“If the world hates you, know that it has hated me before it hated you. If you were of the world, the world would love you as its own; but because you are not of the world, but I chose you out of the world, therefore the world hates you. Remember the word that I said to you: ‘A servant is not greater than his master.’ If they persecuted me, they will also persecute you. If they kept my word, they will also keep yours. But all these things they will do to you on account of my name, because they do not know him who sent me.” (John 15:18; John 15:19-21)
Indeed, all who desire to live a godly life in Christ Jesus will be persecuted, while evil people and impostors will go on from bad to worse, deceiving and being deceived. (2 Timothy 3:12-13)
Do not be surprised, brothers, that the world hates you. (1 John 3:13)
Why does the world hate those who love and serve Christ? Because the darkness hates the light. Darkness will always team up with darkness in order to oppose the light. A common enemy will always unite, and the light of Christ is a common enemy to all who are in this world.
And this is the judgment: the light has come into the world, and people loved the darkness rather than the light because their works were evil. For everyone who does wicked things hates the light and does not come to the light, lest his works should be exposed. But whoever does what is true comes to the light, so that it may be clearly seen that his works have been carried out in God.” (John 3:19-21)
“[R]eligious people hate the truth. And they hate the proclaimers of the truth. And so here we are mandated by God to love the world the way He loves the world, granted supernatural capacity to do that, and we find that what we get back is what He got back, hate. And there’s a reason for this. Here’s the reason: nothing is more precious to a religious sinner than the illusion of his virtue.” (John MacArthur, “The Actions of Kingdom Love“)
So how do we respond to the world’s hatred?
“Bottom line, the believability of the gospel is tied to our loving in ways that sinners can’t love.” (John MacArthur, ibid.)
“But I say to you who hear, Love your enemies, do good to those who hate you, bless those who curse you, pray for those who abuse you. To one who strikes you on the cheek, offer the other also, and from one who takes away your cloak do not withhold your tunic either. Give to everyone who begs from you, and from one who takes away your goods do not demand them back. And as you wish that others would do to you, do so to them.

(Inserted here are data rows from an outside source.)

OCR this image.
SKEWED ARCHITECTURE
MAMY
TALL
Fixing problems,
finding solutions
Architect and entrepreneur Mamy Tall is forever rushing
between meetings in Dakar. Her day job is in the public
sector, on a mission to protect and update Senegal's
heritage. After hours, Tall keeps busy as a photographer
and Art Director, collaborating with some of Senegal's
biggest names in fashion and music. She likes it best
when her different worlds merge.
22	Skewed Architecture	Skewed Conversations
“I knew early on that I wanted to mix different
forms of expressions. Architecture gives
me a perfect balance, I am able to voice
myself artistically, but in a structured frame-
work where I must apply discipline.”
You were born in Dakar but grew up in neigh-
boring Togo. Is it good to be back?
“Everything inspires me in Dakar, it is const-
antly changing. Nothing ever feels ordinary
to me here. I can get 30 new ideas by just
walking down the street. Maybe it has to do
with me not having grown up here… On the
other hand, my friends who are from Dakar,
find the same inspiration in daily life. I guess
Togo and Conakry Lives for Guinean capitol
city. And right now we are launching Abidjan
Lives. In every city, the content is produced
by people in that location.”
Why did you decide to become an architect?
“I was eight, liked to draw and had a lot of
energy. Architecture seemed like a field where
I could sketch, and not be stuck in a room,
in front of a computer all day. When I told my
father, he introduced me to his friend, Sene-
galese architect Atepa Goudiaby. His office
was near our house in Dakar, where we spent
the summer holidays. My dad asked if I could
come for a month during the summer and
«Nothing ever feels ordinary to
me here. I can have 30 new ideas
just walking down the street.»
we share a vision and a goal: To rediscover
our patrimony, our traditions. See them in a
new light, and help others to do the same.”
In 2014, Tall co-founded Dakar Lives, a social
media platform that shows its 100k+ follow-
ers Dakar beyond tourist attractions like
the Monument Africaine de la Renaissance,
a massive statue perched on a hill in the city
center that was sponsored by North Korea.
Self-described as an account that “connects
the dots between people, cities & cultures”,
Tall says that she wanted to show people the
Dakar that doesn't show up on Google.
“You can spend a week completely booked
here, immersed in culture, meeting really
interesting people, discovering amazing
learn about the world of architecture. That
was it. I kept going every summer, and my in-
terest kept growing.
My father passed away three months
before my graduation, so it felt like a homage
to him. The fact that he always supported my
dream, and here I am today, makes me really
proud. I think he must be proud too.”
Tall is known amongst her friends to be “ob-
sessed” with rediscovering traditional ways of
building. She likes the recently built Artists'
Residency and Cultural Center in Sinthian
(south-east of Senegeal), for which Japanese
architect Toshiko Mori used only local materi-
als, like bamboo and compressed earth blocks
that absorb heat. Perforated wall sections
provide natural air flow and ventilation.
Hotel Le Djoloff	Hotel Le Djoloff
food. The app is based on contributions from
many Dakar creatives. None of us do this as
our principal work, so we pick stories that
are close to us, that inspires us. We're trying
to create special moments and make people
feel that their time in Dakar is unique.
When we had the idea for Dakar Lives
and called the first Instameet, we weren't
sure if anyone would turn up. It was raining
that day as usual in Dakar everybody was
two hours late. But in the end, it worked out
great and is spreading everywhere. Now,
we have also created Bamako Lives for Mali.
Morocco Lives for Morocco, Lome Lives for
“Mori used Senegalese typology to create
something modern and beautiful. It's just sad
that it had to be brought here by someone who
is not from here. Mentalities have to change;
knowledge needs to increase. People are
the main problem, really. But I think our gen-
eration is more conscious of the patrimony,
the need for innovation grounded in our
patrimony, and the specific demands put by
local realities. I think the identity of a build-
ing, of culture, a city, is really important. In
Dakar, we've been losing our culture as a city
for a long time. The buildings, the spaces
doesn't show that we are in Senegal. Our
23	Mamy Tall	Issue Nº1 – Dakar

“If you love those who love you, what benefit is that to you? For even sinners love those who love them. And if you do good to those who do good to you, what benefit is that to you? For even sinners do the same. And if you lend to those from whom you expect to receive, what credit is that to you? Even sinners lend to sinners, to get back the same amount. But love your enemies, and do good, and lend, expecting nothing in return, and your reward will be great, and you will be sons of the Most High, for he is kind to the ungrateful and the evil. Be merciful, even as your Father is merciful. (Luke 6:27-36)
Is this easy to do? No. Does this mean that we walk around, tolerating sin and never speaking truth into the lives of our “enemies?” No.
“And it’s not a love that tolerates their iniquity, it’s a love that continues to speak into their life the gospel no matter how evil they treat us.” (John MacArthur, ibid).
Christian, expect persecution. Expect hatred. Expect ridicule or perhaps simply indifference. But react in Christian love, continuing to boldly proclaim the truth of the Gospel in the face of whatever hostility confronts you. The darkness loathes the light of Christ which shines from within you, but Christ is far more powerful than the darkness.